Several kinase activities, believed to be MAP kinases based on the fact that they preferentially phosphorylate myelin basic protein (MBP) and are themselves phosphorylated on tyrosine residues, have been shown to be activated by stress or phytohormones. These include the cutting (wounding)-induced p46 kinase (Usami et al., 1995; Seo et al., 1995), the fungal elicitor-induced p47 kinase from tobacco (Suzuki et al., 1995), and the abscisic acid-induced kinase from barley (Knetsch et al., 1996).
Protein phosphorylation/dephosphorylation events have been correlated with the activation of defense responses in a number of plants (Dietrich et al., 1990; Felix et al., 1991; Viard et al., 1994; Conrath et al., 1997). More recently, it has been shown that the activation of the potato PR-10a gene requires the phosphorylation of the nuclear factor PBF-1 (Despros et al., 1994). In addition, protein kinase inhibitors were able to block both the fungal elicitor-induced oxidative burst and the H.sub.2 O.sub.2 -mediated activation of defense genes in soybean suspension cells (Levine et al., 1994). Kinase(s) and/or phosphatase(s) also appear to regulate the activation of defense responses in tobacco, since lesion formation after TMV infection was inhibited by the phosphatase inhibitor okadaic acid (Dunigan et al., 1995). Okadaic acid also blocked the SA-mediated induction of PR-1 gene expression (Conrath et al., 1997). The kinase(s) and/or phosphatase(s) involved in these processes, however, remain to be identified.

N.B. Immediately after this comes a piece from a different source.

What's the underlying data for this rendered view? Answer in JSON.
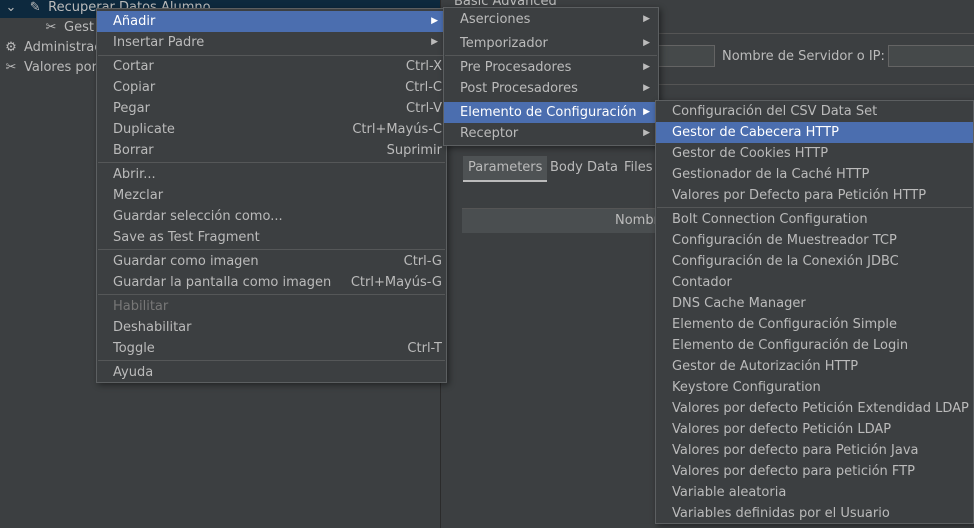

It has been shown that the MAP kinases associated with several different signaling pathways are activated by H.sub.2 O.sub.2 or other oxidative stresses in mammalian systems. These include JNK, ERK2, and the big mitogen-activated protein kinase 1 (BMK1; Abe et al., 1996; Lo et al., 1996; Guyton et al., 1996; Sundaresan et al., 1995). Thus, H.sub.2 O.sub.2 appears to regulate a wide variety of different processes. In neutrophils, reactive oxygen species produced by the NADPH oxidase induce tyrosine phosphorylation, in addition to their role in bacterial killing (Fialko et al., 1994; Brumell et al., 1996). The prominent 42-44 kDa tyrosine-phosphorylated polypeptide induced by H.sub.2 O.sub.2 was later shown to be MAP kinase that is phosphorylated on both tyrosine and threonine by a redox-sensitive MAP kinase kinase (MEK; Fialkow et al., 1994). In plants, H.sub.2 O.sub.2 has been implicated in both the action of SA (Chen et al., 1993) and the induction of defense responses after pathogen invasion, exposure to ozone or UV light (Medhy, 1994; Levine et al., 1994; Kangasjarvi et al., 1994; Green and Fluhr, 1995).